C’est bien là le cœur du débat. Notre rôle d’agent économique n’est plus possible. Plus personne ne conteste sérieusement la réalité de l’effondrement de l’investissement en France. Cela n’a rien à voir avec le cycle électoral de 2014 ni avec l’évolution de l’intensité de la mobilisation ou de l’absence de projet de la part des élus. Cela découle des choix gouvernementaux de 2014, qui ont été vécus comme une guillotine. Au lendemain des élections municipales, les élus ont découvert que la feuille de route à laquelle ils seraient soumis jusqu’à la moitié de leur mandat remettait en cause les engagements qu’ils avaient pris devant leurs électeurs !
Je ne connais pas un maire de France, de gauche comme de droite, qui l'ait emporté en proposant d’augmenter la pression fiscale. Certes, il existe des poissons volants. Mais ce n’est pas la majorité de l’espèce ! S’il existe un maire élu en 2014 sur la promesse d’une hausse significative des impôts, qu’il se fasse connaître : nous lui réserverons une place de choix à la tribune de l’assemblée générale des maires de France !
Aujourd’hui, nous ne sommes plus en mesure de redistribuer l’argent. L’investissement public a baissé de 12 % en 2014 et de plus de 10 % en 2015. En 2017, l’investissement public des communes et des intercommunalités aura, au total, subi une baisse de 30 % ! Or, dans un système économique comme le nôtre, une baisse de seulement 10 % de l’investissement, c’est 0, 2 à 0, 3 point de croissance en moins. Le choix du Gouvernement sur ces trois années fera donc perdre l’équivalent de quasiment un point de croissance !
N’allez pas chercher plus loin les raisons pour lesquelles la France se situe en dessous de la moyenne de l’Union européenne en termes de croissance, alors que, compte tenu de l’alignement des planètes, comme le dit Bercy, qu’il s’agisse de l’évolution de la monnaie, de la politique accommodante de la Banque centrale européenne, du prix du pétrole ou des taux d’intérêt avantageux, l’horizon est plutôt azuré.

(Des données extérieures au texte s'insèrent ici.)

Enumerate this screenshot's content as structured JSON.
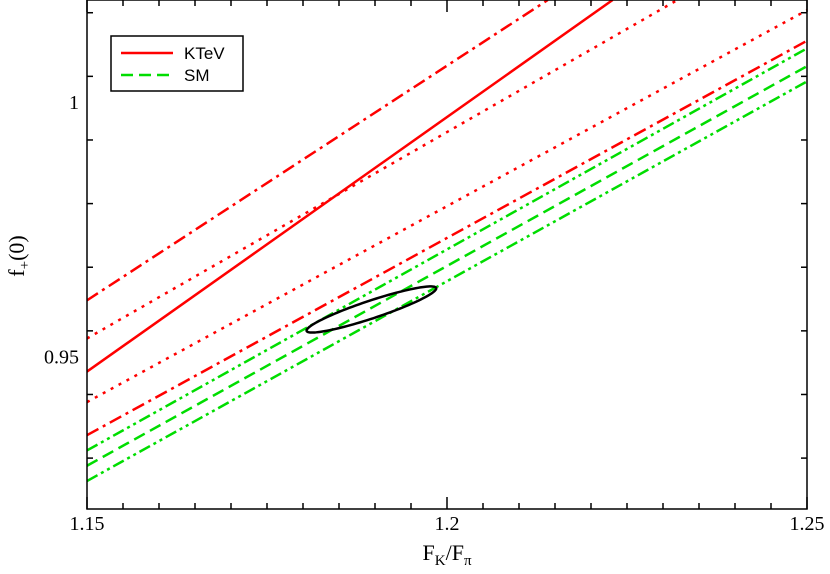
{
  "chart_data": {
    "type": "line",
    "title": "",
    "xlabel": {
      "main": "F",
      "sub1": "K",
      "sep": "/F",
      "sub2": "π"
    },
    "ylabel": {
      "main": "f",
      "sub": "+",
      "suffix": "(0)"
    },
    "xlim": [
      1.15,
      1.25
    ],
    "ylim": [
      0.92,
      1.02
    ],
    "xticks": [
      1.15,
      1.2,
      1.25
    ],
    "xtick_labels": [
      "1.15",
      "1.2",
      "1.25"
    ],
    "yticks": [
      0.95,
      1.0
    ],
    "ytick_labels": [
      "0.95",
      "1"
    ],
    "grid": false,
    "legend": {
      "placement": "top-left",
      "entries": [
        {
          "label": "KTeV",
          "color": "#ff0000",
          "style": "solid"
        },
        {
          "label": "SM",
          "color": "#00dd00",
          "style": "dashed"
        }
      ]
    },
    "series": [
      {
        "group": "KTeV",
        "color": "#ff0000",
        "style": "solid",
        "x": [
          1.15,
          1.223
        ],
        "y": [
          0.947,
          1.02
        ]
      },
      {
        "group": "KTeV",
        "color": "#ff0000",
        "style": "dotted",
        "x": [
          1.15,
          1.232
        ],
        "y": [
          0.9535,
          1.02
        ]
      },
      {
        "group": "KTeV",
        "color": "#ff0000",
        "style": "dotted",
        "x": [
          1.15,
          1.25
        ],
        "y": [
          0.941,
          1.018
        ]
      },
      {
        "group": "KTeV",
        "color": "#ff0000",
        "style": "dashdot",
        "x": [
          1.15,
          1.214
        ],
        "y": [
          0.961,
          1.02
        ]
      },
      {
        "group": "KTeV",
        "color": "#ff0000",
        "style": "dashdot",
        "x": [
          1.15,
          1.25
        ],
        "y": [
          0.9345,
          1.012
        ]
      },
      {
        "group": "SM",
        "color": "#00dd00",
        "style": "dashed",
        "x": [
          1.15,
          1.25
        ],
        "y": [
          0.9285,
          1.007
        ]
      },
      {
        "group": "SM",
        "color": "#00dd00",
        "style": "dashdotdot",
        "x": [
          1.15,
          1.25
        ],
        "y": [
          0.9315,
          1.0105
        ]
      },
      {
        "group": "SM",
        "color": "#00dd00",
        "style": "dashdotdot",
        "x": [
          1.15,
          1.25
        ],
        "y": [
          0.9255,
          1.004
        ]
      }
    ],
    "ellipse": {
      "color": "#000000",
      "center": [
        1.1895,
        0.9592
      ],
      "semi_major_x": 0.009,
      "semi_major_y": 0.0042,
      "semi_minor_x": -0.0003,
      "semi_minor_y": 0.0017
    }
  }
}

Je m’adresse à vous en tant que représentante du Gouvernement dans cet hémicycle, madame la secrétaire d’État : tous les prêts à faible taux de la Caisse des dépôts et consignations ne serviront à rien si les capacités d’autofinancement des communes et des intercommunalités sont proches de zéro. §Seul l’autofinancement permettra de créer un effet de levier et d’accompagner toutes les politiques de relance.
Or nous assistons à l’effondrement de l’autofinancement. La situation sera encore tenable en 2016 – c'est la raison pour laquelle une forme de voile pudique est jetée aujourd'hui sur nos revendications –, mais elle ne le sera plus en 2017. Il restera alors ensuite trois ans de mandat pour relancer et soutenir l’activité économique.

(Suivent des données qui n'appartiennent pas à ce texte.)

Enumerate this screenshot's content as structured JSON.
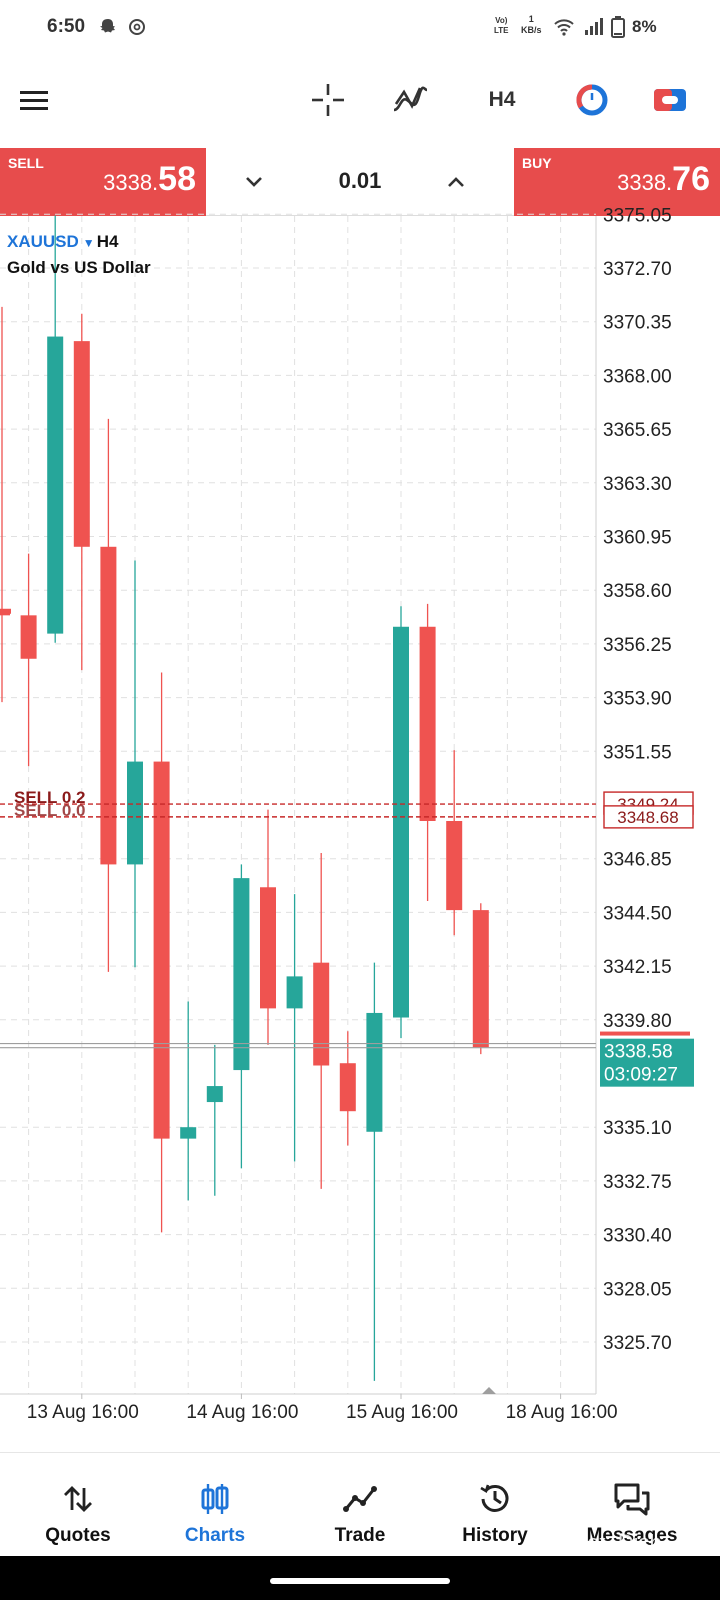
{
  "status_bar": {
    "time": "6:50",
    "net_speed_value": "1",
    "net_speed_unit": "KB/s",
    "volte_top": "Vo)",
    "volte_bottom": "LTE",
    "battery": "8%",
    "icons": [
      "snapchat-icon",
      "threads-icon",
      "volte-icon",
      "wifi-icon",
      "signal-icon",
      "battery-icon"
    ]
  },
  "toolbar": {
    "icons": [
      "menu-icon",
      "crosshair-icon",
      "indicators-icon",
      "timeframe",
      "one-click-trading-icon",
      "chart-type-icon"
    ],
    "timeframe": "H4"
  },
  "trade_bar": {
    "sell_label": "SELL",
    "sell_price_small": "3338.",
    "sell_price_big": "58",
    "buy_label": "BUY",
    "buy_price_small": "3338.",
    "buy_price_big": "76",
    "lot": "0.01"
  },
  "chart": {
    "symbol": "XAUUSD",
    "timeframe": "H4",
    "description": "Gold vs US Dollar",
    "current_price": "3338.58",
    "countdown": "03:09:27",
    "order_line_label_1": "SELL 0.2",
    "order_line_label_2": "SELL 0.0",
    "order_price_1": "3349.24",
    "order_price_2": "3348.68"
  },
  "chart_data": {
    "type": "candlestick",
    "symbol": "XAUUSD",
    "timeframe": "H4",
    "y_ticks": [
      "3375.05",
      "3372.70",
      "3370.35",
      "3368.00",
      "3365.65",
      "3363.30",
      "3360.95",
      "3358.60",
      "3356.25",
      "3353.90",
      "3351.55",
      "3346.85",
      "3344.50",
      "3342.15",
      "3339.80",
      "3335.10",
      "3332.75",
      "3330.40",
      "3328.05",
      "3325.70"
    ],
    "y_range": [
      3323.8,
      3375.1
    ],
    "x_labels": [
      "13 Aug 16:00",
      "14 Aug 16:00",
      "15 Aug 16:00",
      "18 Aug 16:00"
    ],
    "x_label_candle_index": [
      3,
      9,
      15,
      21
    ],
    "candles": [
      {
        "open": 3357.6,
        "high": 3371.0,
        "low": 3353.7,
        "close": 3357.5
      },
      {
        "open": 3357.5,
        "high": 3360.2,
        "low": 3350.9,
        "close": 3355.6
      },
      {
        "open": 3356.7,
        "high": 3375.0,
        "low": 3356.3,
        "close": 3369.7
      },
      {
        "open": 3369.5,
        "high": 3370.7,
        "low": 3355.1,
        "close": 3360.5
      },
      {
        "open": 3360.5,
        "high": 3366.1,
        "low": 3341.9,
        "close": 3346.6
      },
      {
        "open": 3346.6,
        "high": 3359.9,
        "low": 3342.1,
        "close": 3351.1
      },
      {
        "open": 3351.1,
        "high": 3355.0,
        "low": 3330.5,
        "close": 3334.6
      },
      {
        "open": 3334.6,
        "high": 3340.6,
        "low": 3331.9,
        "close": 3335.1
      },
      {
        "open": 3336.2,
        "high": 3338.7,
        "low": 3332.1,
        "close": 3336.9
      },
      {
        "open": 3337.6,
        "high": 3346.6,
        "low": 3333.3,
        "close": 3346.0
      },
      {
        "open": 3345.6,
        "high": 3349.0,
        "low": 3338.7,
        "close": 3340.3
      },
      {
        "open": 3340.3,
        "high": 3345.3,
        "low": 3333.6,
        "close": 3341.7
      },
      {
        "open": 3342.3,
        "high": 3347.1,
        "low": 3332.4,
        "close": 3337.8
      },
      {
        "open": 3337.9,
        "high": 3339.3,
        "low": 3334.3,
        "close": 3335.8
      },
      {
        "open": 3334.9,
        "high": 3342.3,
        "low": 3324.0,
        "close": 3340.1
      },
      {
        "open": 3339.9,
        "high": 3357.9,
        "low": 3339.0,
        "close": 3357.0
      },
      {
        "open": 3357.0,
        "high": 3358.0,
        "low": 3345.0,
        "close": 3348.5
      },
      {
        "open": 3348.5,
        "high": 3351.6,
        "low": 3343.5,
        "close": 3344.6
      },
      {
        "open": 3344.6,
        "high": 3344.9,
        "low": 3338.3,
        "close": 3338.6
      }
    ],
    "bid_line": 3338.58,
    "ask_line": 3338.76,
    "order_lines": [
      3349.24,
      3348.68
    ],
    "colors": {
      "bull": "#26a69a",
      "bear": "#ef5350",
      "grid": "#e0e0e0",
      "order": "#c62828",
      "label_bg": "#26a69a"
    }
  },
  "bottom_nav": {
    "items": [
      {
        "label": "Quotes",
        "icon": "quotes-icon"
      },
      {
        "label": "Charts",
        "icon": "charts-icon",
        "active": true
      },
      {
        "label": "Trade",
        "icon": "trade-icon"
      },
      {
        "label": "History",
        "icon": "history-icon"
      },
      {
        "label": "Messages",
        "icon": "messages-icon"
      }
    ]
  },
  "watermark": "@Sweet_Dish"
}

À quatre semaines du congrès des maires de France, nous vous saisissons par conséquent officiellement, madame la secrétaire d’État. Nous nous sommes entretenus avec vous de cette question, nous en avons discuté, nous avons échangé. Je sais vos engagements, mais aussi les limites de votre mission dans le cadre budgétaire très contraint que nous connaissons. Ce n’est donc pas une admonestation personnelle que nous vous adressons.
À l’instar de la mobilisation unanime la semaine dernière du bloc communal, gauche et droite confondues, toutes deux portant le même message, nous vous demandons aujourd'hui de supprimer la tranche de 2017. Vous aiderez ainsi les territoires à se développer, vous conforterez la démocratie représentative et vous donnerez à l’économie française l’occasion de rebondir durablement.